WELLINGTON, New Zealand (Radio New Zealand International, April 14, 2010) – Tokelau has declared its intention to outlaw whaling in its 290,000 square kilometers exclusive economic zone.

This brings to 11 the number of Pacific nations and territories to have created sanctuaries protecting whales within their waters.

[PIR editor’s note: Tokelau, a territory of New Zealand, is a group of three atolls located north of the Samoas. The atolls have a population of about 1,400.]

Fakaofo’s traditional leader, Aliki Faipule Foua Toloa, says steps are needed to conserve the species, which has a cultural and spiritual significance for many Tokelauans.
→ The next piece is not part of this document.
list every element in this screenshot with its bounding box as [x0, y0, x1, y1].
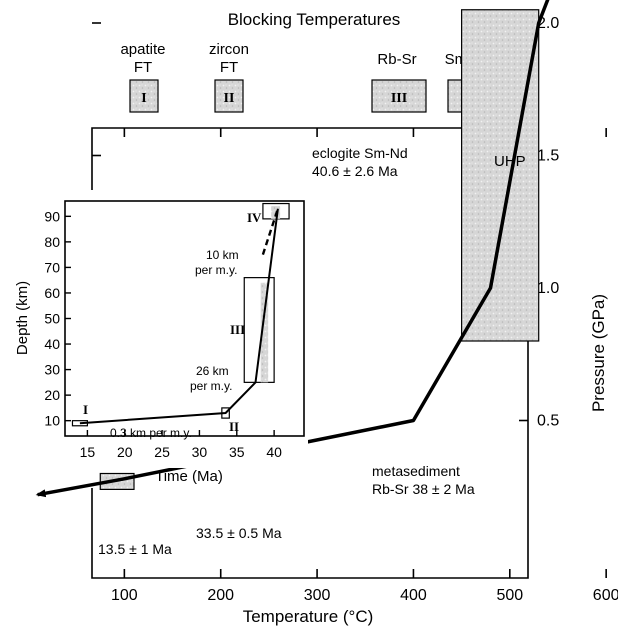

He says Tokelau’s Council made an informed decision based on various scientific data and he hopes other Pacific nations, which haven’t done so already, will do the same.
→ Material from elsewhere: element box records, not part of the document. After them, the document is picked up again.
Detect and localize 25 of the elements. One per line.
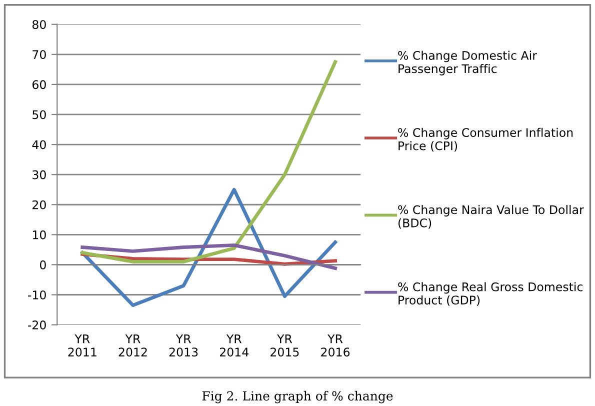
legend-label: % Change Consumer Inflation Price (CPI) (398, 128, 573, 152)
y-tick-label: 80 (32, 20, 46, 30)
y-tick-label: 50 (32, 110, 46, 120)
x-tick-label: YR 2014 (220, 334, 248, 357)
line-series (80, 243, 338, 270)
y-tick-label: 70 (32, 50, 46, 60)
legend-label: % Change Domestic Air Passenger Traffic (398, 50, 537, 76)
x-tick-label: YR 2016 (321, 334, 350, 357)
y-tick-label: 10 (32, 230, 46, 240)
caption: Fig 2. Line graph of % change (202, 390, 393, 404)
y-tick-label: -20 (28, 320, 46, 330)
y-tick-label: 0 (40, 260, 46, 270)
y-tick-label: 60 (32, 80, 46, 90)
x-tick-label: YR 2013 (169, 334, 198, 357)
line-series (80, 188, 338, 308)
y-tick-label: 20 (32, 200, 46, 210)
x-tick-label: YR 2015 (270, 334, 299, 357)
x-tick-label: YR 2011 (68, 334, 96, 357)
y-tick-label: -10 (28, 290, 46, 300)
legend-label: % Change Naira Value To Dollar (BDC) (398, 205, 584, 229)
y-tick-label: 40 (32, 140, 46, 150)
y-tick-label: 30 (32, 170, 46, 180)
legend-label: % Change Real Gross Domestic Product (GDP) (398, 282, 582, 306)
x-tick-label: YR 2012 (118, 334, 147, 357)
line-series (80, 60, 338, 264)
"It’s a wise decision on behalf of Tokelau to do that. And I believe its adding to the solidarity of the Pacific on issues like this especially as it is a very important resource."

Aliki Faipule Foua Toloa

Tokelau made the declaration at today’s gathering of the South Pacific Whale Research Consortium in Auckland.

Meanwhile an official with New Zealand’s Ministry of Foreign Affairs says the territory is constitutionally required to discuss such a move with Wellington and is yet to do so.